Let’s take our specific example. We substituted \(y\) with 2, transforming the equation into \(x + 2 = 5\). To solve for \(x\), we need to get \(x\) by itself on one side of the equation. This involves removing the 2 from the left side. We do this by subtracting 2 from both sides. Mathematically, this looks like:

• First, write the equation: \(x + 2 = 5\).
• Then subtract 2 from both sides to isolate \(x\): \(x + 2 - 2 = 5 - 2\).
• Simplify to find \(x = 3\).

These steps involve basic operations and logic to arrive at the value of \(x\). This same technique can be applied to all kinds of linear equations.

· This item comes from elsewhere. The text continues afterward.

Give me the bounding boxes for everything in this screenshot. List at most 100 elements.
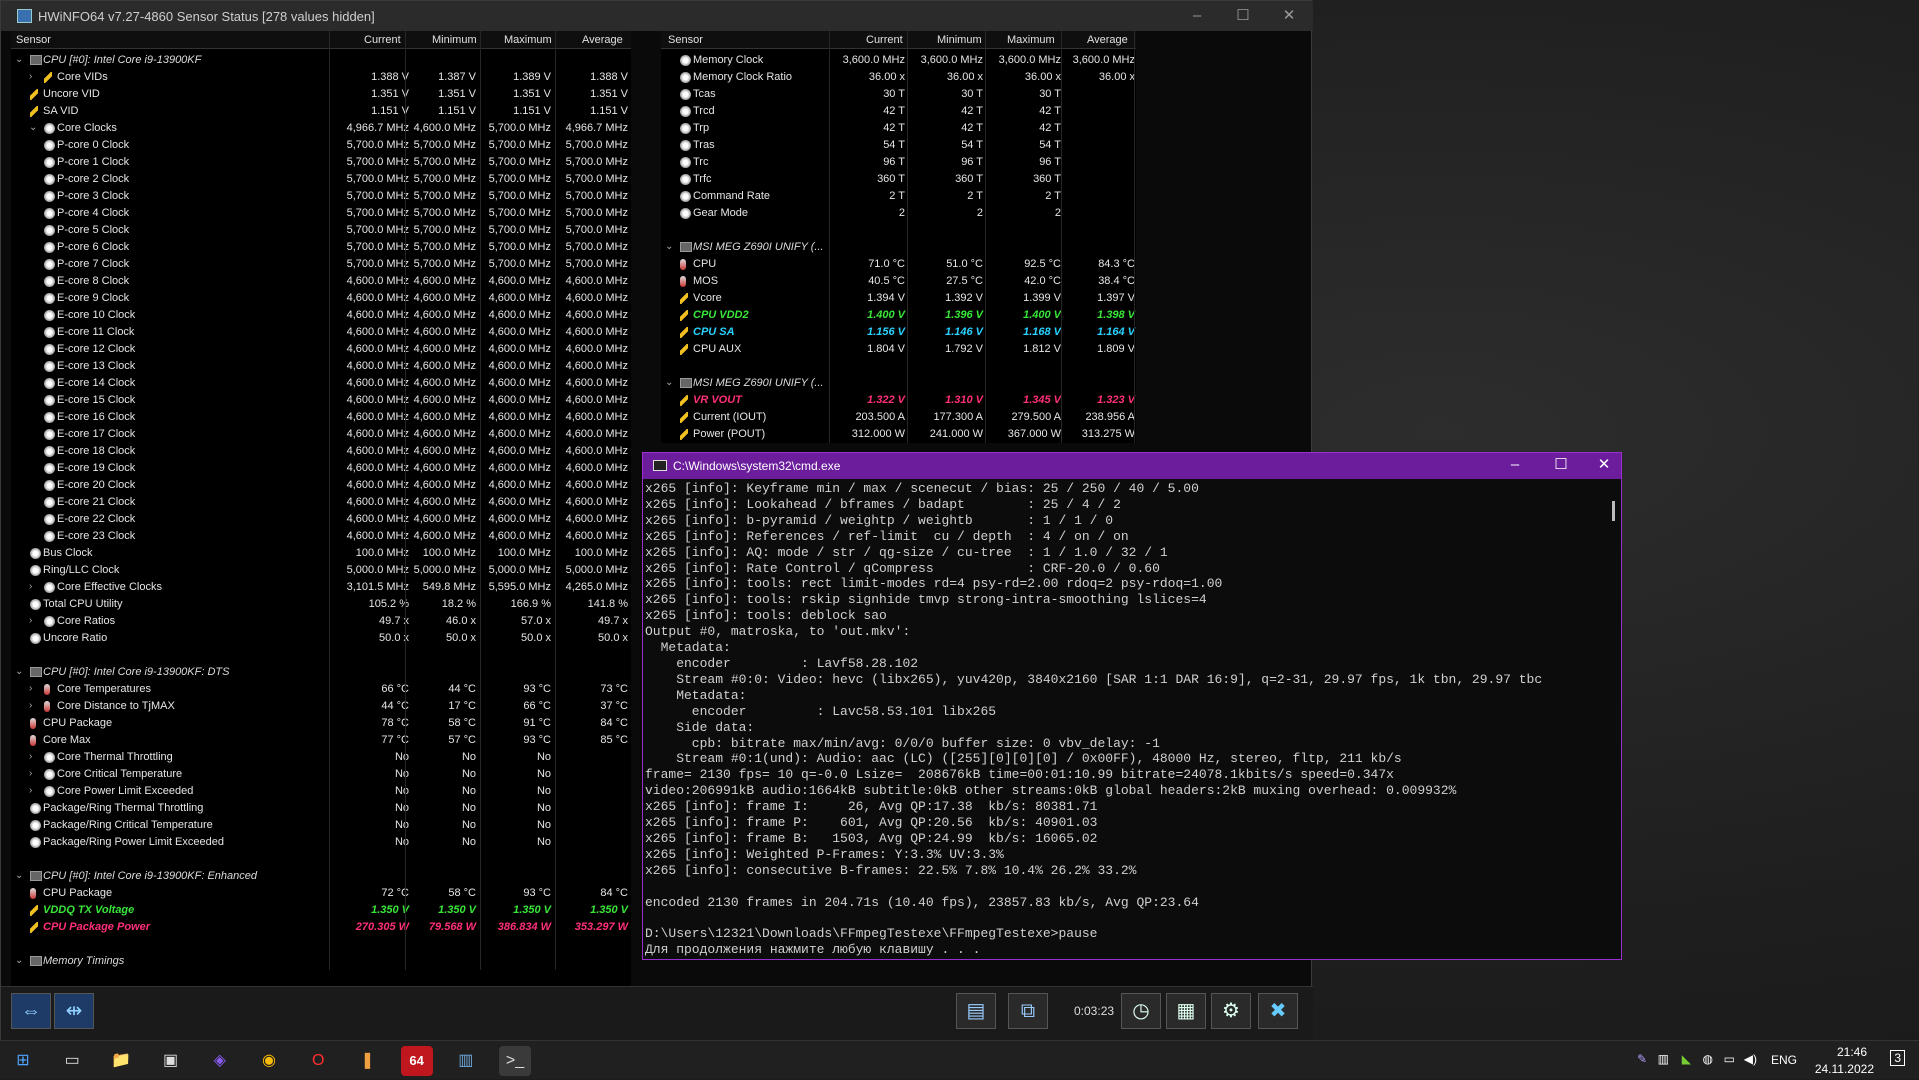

Variables are symbols like \(x\), \(y\), or \(z\) that represent unknown values. Substitution is a process where we replace a variable with a known value. This is particularly handy when solving equations because it allows us to simplify the problem.

In our example, we are given that \(y = 2\). This is a direct value that can substitute \(y\) in the equation \(x + y = 5\). Once we substitute \(2\) for \(y\), our equation turns into \(x + 2 = 5\).

• This substitution eliminates one variable, making the problem easier to solve.
• It reduces the equation to a simpler form, where only one variable remains unknown.

Substitution is a fundamental algebraic technique that helps to manage equations with multiple variables.

Basic algebra involves working with numerical and literal symbols to find unknown quantities. It is the foundation for higher math. Understanding concepts such as equations, variables, and operational rules is crucial for solving algebraic problems.

Consider an equation as a statement of balance. The left-hand side equals the right-hand side. When we have an unknown, our objective is to find its value by manipulation. This involves operations like addition, subtraction, multiplication, and division.

For example, in the equation \(x + y = 5\):

• \(x\) and \(y\) are variables representing unknown values.
• Addition is used to combine variables \((x + y)\).
• To solve, you may need to isolate one variable by using basic operations.

These basic concepts ensure that, with practice, anyone can solve simpler or more complex algebraic equations.